Making Scotland's Homes more Energy Efficient
Our homes are leaking carbon and our precious cash
Fuel poverty in Scotland still stands at over 600,000 homes and around half of Scotland’s emissions come from heating our buildings. Without better insulation, we’re wasting precious resources heating the air outside our leaky homes and generating carbon emissions in the process.
That’s why we asked the Scottish Government to improve the energy efficiency of our homes through the Climate Change Bill, ensuring everyone has a cosy, lower carbon home to live in and affordable heating bills.
What can the Climate Change Bill do about it?
The Scottish Government already took the welcome step of making energy efficiency investment a National Infrastructure Priority in 2015 and is delivering this through the Energy Efficient Scotland programme. But the targets set for the programme do not go far enough to tackle our leaky buildings.
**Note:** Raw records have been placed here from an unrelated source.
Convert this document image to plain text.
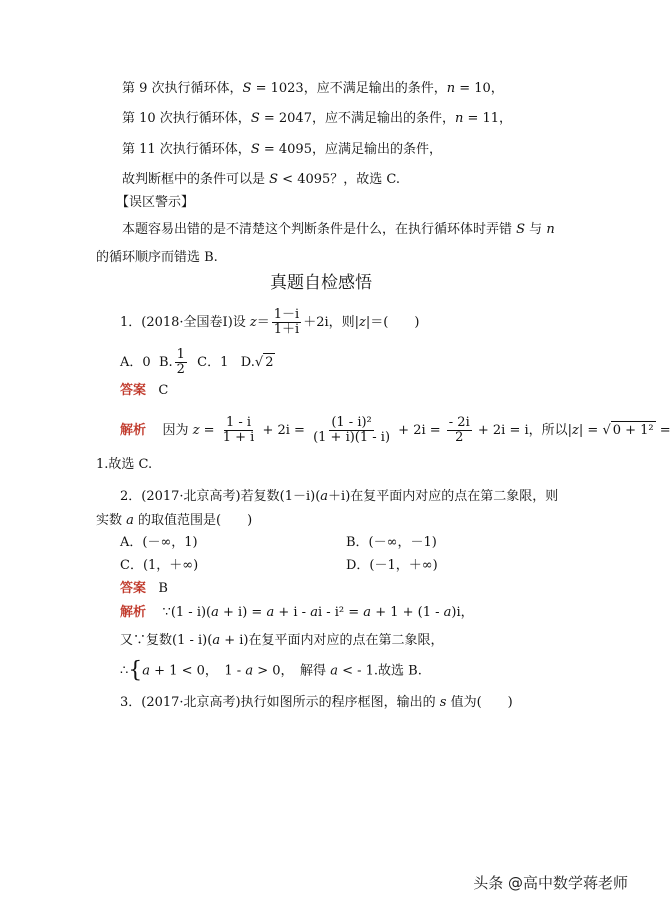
第 9 次执行循环体，S = 1023，应不满足输出的条件，n = 10，
第 10 次执行循环体，S = 2047，应不满足输出的条件，n = 11，
第 11 次执行循环体，S = 4095，应满足输出的条件，
故判断框中的条件可以是 S < 4095？，故选 C.
【误区警示】
本题容易出错的是不清楚这个判断条件是什么，在执行循环体时弄错 S 与 n
的循环顺序而错选 B.
真题自检感悟
1．(2018·全国卷Ⅰ)设 $z= \frac{1-i}{1+i} +2i$，则|z|＝(　　)
A．0 B. $\frac{1}{2}$ C．1 D.√ 2
答案 C
解析 因为 $z = \frac{1 - i}{1 + i} + 2i = \frac{\text{(1 - i)²}}{(1 + i)(1 - i)} + 2i = \frac{- 2i}{2} + 2i = i$，所以|z| = √ 0 + 1² =
1.故选 C.
2．(2017·北京高考)若复数(1－i)(a＋i)在复平面内对应的点在第二象限，则
实数 a 的取值范围是(　　)
A．(－∞，1)	B．(－∞，－1)
C．(1，＋∞)	D．(－1，＋∞)
答案 B
解析 ∵(1 - i)(a + i) = a + i - ai - i² = a + 1 + (1 - a)i，
又∵复数(1 - i)(a + i)在复平面内对应的点在第二象限，
∴{a + 1 < 0，　1 - a > 0，　解得 a < - 1.故选 B.
3．(2017·北京高考)执行如图所示的程序框图，输出的 s 值为(　　)
头条 @高中数学蒋老师
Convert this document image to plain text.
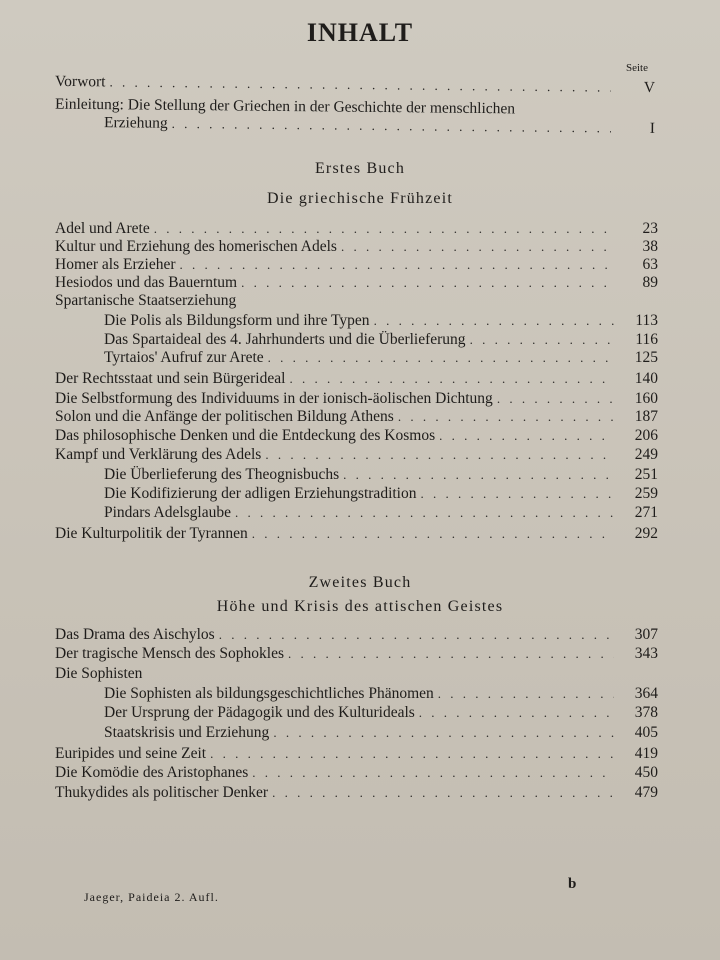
INHALT
Seite
Vorwort . . .	V
Einleitung: Die Stellung der Griechen in der Geschichte der menschlichen
Erziehung . . .	I
Erstes Buch
Die griechische Frühzeit
Adel und Arete . . .	23
Kultur und Erziehung des homerischen Adels . . .	38
Homer als Erzieher . . .	63
Hesiodos und das Bauerntum . . .	89
Spartanische Staatserziehung
Die Polis als Bildungsform und ihre Typen . . .	113
Das Spartaideal des 4. Jahrhunderts und die Überlieferung . . .	116
Tyrtaios' Aufruf zur Arete . . .	125
Der Rechtsstaat und sein Bürgerideal . . .	140
Die Selbstformung des Individuums in der ionisch-äolischen Dichtung . . .	160
Solon und die Anfänge der politischen Bildung Athens . . .	187
Das philosophische Denken und die Entdeckung des Kosmos . . .	206
Kampf und Verklärung des Adels . . .	249
Die Überlieferung des Theognisbuchs . . .	251
Die Kodifizierung der adligen Erziehungstradition . . .	259
Pindars Adelsglaube . . .	271
Die Kulturpolitik der Tyrannen . . .	292
Zweites Buch
Höhe und Krisis des attischen Geistes
Das Drama des Aischylos . . .	307
Der tragische Mensch des Sophokles . . .	343
Die Sophisten
Die Sophisten als bildungsgeschichtliches Phänomen . . .	364
Der Ursprung der Pädagogik und des Kulturideals . . .	378
Staatskrisis und Erziehung . . .	405
Euripides und seine Zeit . . .	419
Die Komödie des Aristophanes . . .	450
Thukydides als politischer Denker . . .	479
Jaeger, Paideia 2. Aufl.
b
In 2018, the Scottish Parliament voted for all homes to be brought up to a good energy performance standard of C by 2030. However, the Government wants this by 2040 and its new Fuel Poverty Bill does nothing to tackle leaky homes, despite a 2016 manifesto commitment to introduce a Warm Homes Bill. That’s why we wanted the Scottish Government to commit to an earlier target of 2030 and enshrine it in the Climate Change Bill.
Reducing ill-health, slashing emissions and creating 1000s of jobs
Energy efficiency is one of the cheapest, cleanest and most beneficial ways of reducing emissions. It lowers our emissions. But it also has lots of other benefits. Bringing all homes up to a C standard would help reduce the risks of fuel poverty, reduce ill-health from cold homes and consequently help NHS budgets in Scotland to the tune of £48-80m/year. The National Institute for Healthcare and Excellence (NICE) recommends that as a minimum, properties should be raised to an EPC band C and ideally to a band B to avoid the risk of death and ill health associated with living in a cold home. It will require a multi-billion pound investment programme, but the societal and economic benefits are huge, creating up to 9,000 net jobs a year across Scotland. That’s why the Scottish Parliament needs to be ambitious.
What did we want from the Bill?
The Climate Change Bill must enshrine targets and milestones for the delivery of Energy Efficient Scotland, including a milestone of supporting all existing domestic homes to reach at least an Energy Performance Certificate rating of ‘C’ by 2030.
The Climate Change Bill should create a new independent public body responsible for coordinating the delivery of Energy Efficient Scotland by programme partners. The independent body would report to Ministers and Parliament and be charged with ensuring value for public sector investment.
This independent body could be modelled on the Olympic Delivery Authority, which was responsible for delivering the new infrastructure for the London Olympics and was established by the London Olympic Games and Paralympic Games Act 2006. Following the delivery of the Games infrastructure, the ODA was dissolved by the UK Parliament at the end of 2014.